- Born: Dillon Irizarry 1988 (age 37–38) Roswell, New Mexico
- Occupation: activist
- Years active: 2016-present
- Known for: Leader of Vanguard America Coordinator of the Unite the Right rally

= Dillon Irizarry =

American far-right activist

Dillon Irizarry (also known as Dillon Hopper) is an American far-right activist known for founding and leading the alt-right and white supremacist group Vanguard America and being one of the principle coordinators of the Unite the Right rally.

==Biography==
===Early life===
Irizarry was born in 1988 in New Mexico and is of Spanish ancestry. He graduated from high-school in Roswell, New Mexico in 2005 and then immediately enlisted in the United States Marine Corps. He joined the marines at the insistence of a Big Brothers Big Sisters of America mentor.

Irizarry served in the War in Afghanistan as an information security technician. He was deployed during Operation Iraqi Freedom in 2008, and Operation Enduring Freedom in 2010. He rose to the rank of staff sergeant and remained in active duty until 2017.

In 2006 he legally changed his name to Dillon Hopper, although he still uses Irizarry when speaking on behalf of Vanguard America.

Irizarry claims to have been a neo-fascist since 2012, the same year he started work as a recruiter for the marines. Irizarry has been openly involved in American far-right circles since at least 2016 when he gave a speech at a neo-Nazi gathering in Pikeville, Kentucky. This is despite the Marines policy prohibiting activity duty personnel from joining groups that "espouse supremacist causes."

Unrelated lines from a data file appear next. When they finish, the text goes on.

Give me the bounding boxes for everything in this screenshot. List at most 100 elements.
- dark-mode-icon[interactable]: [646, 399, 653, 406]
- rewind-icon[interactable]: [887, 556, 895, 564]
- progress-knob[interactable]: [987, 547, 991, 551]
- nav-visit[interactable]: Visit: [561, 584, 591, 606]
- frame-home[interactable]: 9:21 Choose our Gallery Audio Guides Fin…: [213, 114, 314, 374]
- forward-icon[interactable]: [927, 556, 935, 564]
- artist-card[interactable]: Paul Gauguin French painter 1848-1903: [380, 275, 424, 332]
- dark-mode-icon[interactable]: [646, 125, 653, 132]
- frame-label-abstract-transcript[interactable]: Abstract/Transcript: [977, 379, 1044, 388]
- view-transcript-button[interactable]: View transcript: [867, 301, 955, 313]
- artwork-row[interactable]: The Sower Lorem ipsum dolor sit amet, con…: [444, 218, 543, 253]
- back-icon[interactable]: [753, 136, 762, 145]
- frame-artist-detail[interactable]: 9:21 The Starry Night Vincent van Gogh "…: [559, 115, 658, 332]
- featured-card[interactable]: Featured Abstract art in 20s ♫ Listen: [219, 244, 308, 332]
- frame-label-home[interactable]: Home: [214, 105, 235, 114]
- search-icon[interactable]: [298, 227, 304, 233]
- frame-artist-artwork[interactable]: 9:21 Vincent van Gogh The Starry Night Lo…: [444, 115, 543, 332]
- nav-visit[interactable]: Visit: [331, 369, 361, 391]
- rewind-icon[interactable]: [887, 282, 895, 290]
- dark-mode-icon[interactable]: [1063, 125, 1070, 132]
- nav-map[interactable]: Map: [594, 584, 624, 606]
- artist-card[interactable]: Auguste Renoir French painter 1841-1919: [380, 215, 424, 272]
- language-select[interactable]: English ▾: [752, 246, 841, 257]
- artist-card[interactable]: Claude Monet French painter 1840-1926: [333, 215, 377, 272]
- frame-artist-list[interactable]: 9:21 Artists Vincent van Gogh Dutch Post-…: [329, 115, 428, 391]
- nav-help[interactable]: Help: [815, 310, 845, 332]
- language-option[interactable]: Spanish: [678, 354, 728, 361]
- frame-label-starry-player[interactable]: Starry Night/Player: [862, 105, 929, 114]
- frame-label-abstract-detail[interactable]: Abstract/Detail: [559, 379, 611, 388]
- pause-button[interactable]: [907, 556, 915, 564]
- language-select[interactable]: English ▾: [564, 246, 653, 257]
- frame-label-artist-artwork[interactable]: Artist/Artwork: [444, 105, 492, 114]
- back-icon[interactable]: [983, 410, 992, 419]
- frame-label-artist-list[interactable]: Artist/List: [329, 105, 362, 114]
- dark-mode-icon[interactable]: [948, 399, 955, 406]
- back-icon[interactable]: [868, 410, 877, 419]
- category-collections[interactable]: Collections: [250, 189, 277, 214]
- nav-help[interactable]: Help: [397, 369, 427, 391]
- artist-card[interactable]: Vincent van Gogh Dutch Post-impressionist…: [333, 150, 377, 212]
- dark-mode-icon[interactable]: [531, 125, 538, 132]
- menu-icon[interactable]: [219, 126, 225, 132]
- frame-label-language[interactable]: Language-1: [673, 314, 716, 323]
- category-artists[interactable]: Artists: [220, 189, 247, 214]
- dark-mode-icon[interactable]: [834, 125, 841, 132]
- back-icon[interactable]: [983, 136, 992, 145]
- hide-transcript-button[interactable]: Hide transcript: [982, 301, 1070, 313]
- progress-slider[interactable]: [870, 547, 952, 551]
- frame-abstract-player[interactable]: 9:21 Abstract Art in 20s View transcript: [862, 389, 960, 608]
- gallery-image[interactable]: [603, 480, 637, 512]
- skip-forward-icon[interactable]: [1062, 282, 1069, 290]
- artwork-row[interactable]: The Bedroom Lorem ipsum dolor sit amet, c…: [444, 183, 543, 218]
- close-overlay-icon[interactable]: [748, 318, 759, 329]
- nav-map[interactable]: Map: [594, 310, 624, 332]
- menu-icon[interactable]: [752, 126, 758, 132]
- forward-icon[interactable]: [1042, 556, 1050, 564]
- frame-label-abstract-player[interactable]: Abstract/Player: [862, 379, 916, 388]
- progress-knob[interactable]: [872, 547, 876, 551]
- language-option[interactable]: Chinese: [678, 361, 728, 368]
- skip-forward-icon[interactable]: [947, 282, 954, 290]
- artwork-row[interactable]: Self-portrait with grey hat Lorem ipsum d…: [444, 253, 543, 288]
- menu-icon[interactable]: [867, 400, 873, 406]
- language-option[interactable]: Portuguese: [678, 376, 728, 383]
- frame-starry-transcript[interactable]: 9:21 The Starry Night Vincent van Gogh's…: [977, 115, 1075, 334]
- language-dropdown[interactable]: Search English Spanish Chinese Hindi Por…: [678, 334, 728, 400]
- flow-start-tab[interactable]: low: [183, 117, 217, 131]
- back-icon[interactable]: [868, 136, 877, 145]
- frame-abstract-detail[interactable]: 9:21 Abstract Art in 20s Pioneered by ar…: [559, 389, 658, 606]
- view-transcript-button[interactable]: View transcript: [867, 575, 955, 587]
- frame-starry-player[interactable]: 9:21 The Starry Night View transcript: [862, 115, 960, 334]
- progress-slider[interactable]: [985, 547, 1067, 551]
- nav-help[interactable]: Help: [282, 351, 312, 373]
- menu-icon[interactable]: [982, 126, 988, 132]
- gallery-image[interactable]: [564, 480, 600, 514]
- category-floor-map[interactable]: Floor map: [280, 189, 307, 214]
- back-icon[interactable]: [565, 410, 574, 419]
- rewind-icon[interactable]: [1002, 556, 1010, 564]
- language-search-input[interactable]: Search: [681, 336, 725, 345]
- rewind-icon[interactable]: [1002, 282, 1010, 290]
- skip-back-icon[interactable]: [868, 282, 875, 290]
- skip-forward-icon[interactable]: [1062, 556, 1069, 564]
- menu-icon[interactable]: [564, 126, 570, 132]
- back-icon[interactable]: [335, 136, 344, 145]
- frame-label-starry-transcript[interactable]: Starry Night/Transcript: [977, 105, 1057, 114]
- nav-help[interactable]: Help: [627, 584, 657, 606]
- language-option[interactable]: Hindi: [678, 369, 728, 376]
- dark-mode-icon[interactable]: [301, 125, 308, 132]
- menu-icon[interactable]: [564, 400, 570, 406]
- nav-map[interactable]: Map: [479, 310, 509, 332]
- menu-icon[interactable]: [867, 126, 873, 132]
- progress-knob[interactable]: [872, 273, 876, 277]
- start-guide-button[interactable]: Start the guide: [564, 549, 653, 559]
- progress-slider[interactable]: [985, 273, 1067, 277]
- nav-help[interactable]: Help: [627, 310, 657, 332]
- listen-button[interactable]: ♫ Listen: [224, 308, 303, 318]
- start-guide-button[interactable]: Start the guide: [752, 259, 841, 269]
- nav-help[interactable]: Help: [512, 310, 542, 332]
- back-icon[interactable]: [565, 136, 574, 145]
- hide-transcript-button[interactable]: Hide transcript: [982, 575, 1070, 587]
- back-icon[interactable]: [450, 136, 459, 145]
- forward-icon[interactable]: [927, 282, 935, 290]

===Vanguard America leadership===

At the Kentucky speech he announced that he was the leader of a yet unheard of group, Vanguard America, which consisted of 200 members across 20 states. Irizarry would later state that Vanguard America was founded in 2015 in California. Irizarry also claimed that he was not the founder of Vanguard America, and that he took over leadership. Irizarry structured Vanguard America as a hierarchical organization based on Führerprinzip, referring to himself as 'commander.'

In June of 2017 Irizarry started to feud with Thomas Rousseau, the leader of the "Southern Front" of Vanguard America. A key moment came during a "Texas is Ours" rally in Austin, during which Rousseau gave a lengthy speech and sidelined Irizarry. Irizarry claimed that Rousseau was attempting to portray himself as the leader of Vanguard America.

===Unite the Right===

Despite not participating in the Unite the Right rally himself, Irizarry was one of the event's key coordinators. The rally started as a plan between Irizarry and Matthew Heimbach of the Traditionalist Worker Party to bring together all the far-right groups in the country. The rally's leadership consisted of Irizarry, Heimbach, Jeff Schoep of the National Socialist Movement, and Michael Hill of the League of the South with Richard B. Spencer and Nathan Damigo of Identity Evropa being brought in later. Irizarry himself would not attend the rally due to the death of his mother shortly beforehand. Instead Rousseau would lead the Vanguard America group at the rally.

The rally would be a disaster for the far-right, and Vanguard America specifically, due to James Alex Fields, who attended the rally carrying a shield with the Vanguard America logo, and wore the Vanguard America uniform of a white polo and khakis, later drove into a crowd killing a counter-protester. Irizarry has insisted that Fields had no affiliation to Vanguard America, and his presence alongside Vanguard America was due to poor leadership and uncooordination on the part of Rousseau.

===Breakup of Vanguard America===
As Irizarry dealt with the aftermath of the rally, Rousseau, the Southern Front and most of the more moderate neo-Fascists split to form Patriot Front, seizing Vanguard America's website and discord servers. Despite this, Irizarry and Vanguard America continued to limp along, until 2018 when the more radical neo-Nazis split to form the National Socialist Legion, after which Vanguard America has shown "very few signs of life" with Irizarry largely disappearing from public view.

==Personal life==
Irizarry has a brother who lives in Roswell. Following his return to civilian life Irizarry has frequently moved around the country, living in California and Ohio and by the time of Unite the Right had his official residence listed as in Indiana.

==Views==
Irizarry has explicitly stated that he and Vanguard America are not white supremacists or neo-Nazis but that he cares for "my ethnicity above any others" and has labeled himself as a Fascist. Despite this, Irizarry also said he is opposed to multiculturalism, and claims the United States is a country for white people.